Last updated: 03.12.19

Public Inquiry: Victoria Climbié (2003)

Who led the inquiry: Lord Laming

Local authority: Haringey

What happened?

In 1998, Victoria Climbié’s parents entrusted her to the care of her great aunt, Maria-Theresa Kouao who lived in Paris. Her time in Paris was short lived though, as Kouao was wanted by French authorities over benefit payments. Victoria was taken to London to live in a hostel, initially, before moving to Tottenham with her aunt to stay with Karl Manning in 1999. Between July 1999 and February 2000, Victoria experienced horrendous incidences of abuse and torture. Despite multiple visits to Central Middlesex Hospital and alerts made to child protection authorities, interventions were insufficient and contributed to Victoria’s death on 25 February 2000. Victoria died with a total of 128 separate injuries on her body. On January 2001, Victoria’s great aunt and Manning were convicted of her murder.

Why was the inquiry setup?

The purpose of the inquiry was to find out why Victoria was subjected to ongoing cruelty without appropriate interventions to protect her.


  • Lack of professional curiosity: Social worker called at Victoria’s home several times, though got no reply so assumed they had moved away. This illustrates a lack of professional curiosity.
  • Lack of multi-agency working: Victoria was known to three housing authorities, four social services departments, two child protection teams of the Metropolitan Police Service (MPS), a specialist centre managed by the NSPCC and was admitted to two different hospitals because of suspected and deliberate harm.
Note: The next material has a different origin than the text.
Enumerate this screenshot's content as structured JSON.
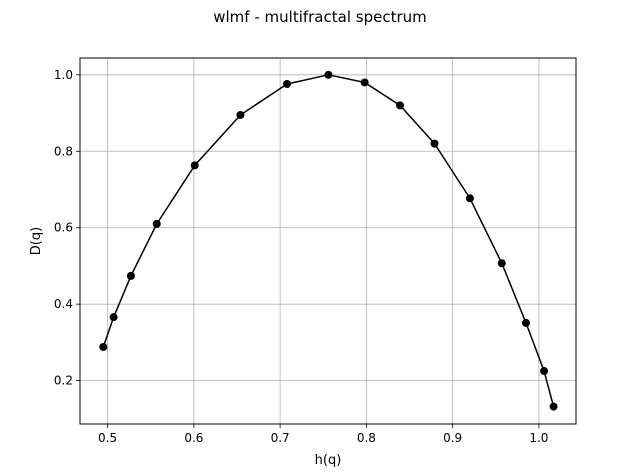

Tragically, Haringey Social Services closed her case on the day she died highlighting a lack of vigilance and due diligence to protect Victoria across all agencies.
  • Poor staffing levels and leadership: All agencies who knew Victoria were accused of giving low priority to child protection, reflecting underfunding, poor staffing levels and poor leadership.

Impacts on practice

  • Publication of ‘Every Child Matters’ (2003) and passing of the Children Act 2004, supporting the formation of child protection plans and creation of an integrated children’s computer system (ICS) to assist in the collection of evidence.
  • Creation of the post of Director of Children’s Services in each council who is accountable for the safety of all children in their area.
  • Common Assessment Framework (CAF) established to support partnership working across agencies.
  • Establishment of Local Safeguarding Children Boards (now replaced by Local Safeguarding Children Partnerships) to take responsibility for multi-agency child protection training and investigating the causes of deaths and incidents of serious harm, which could have been preventable.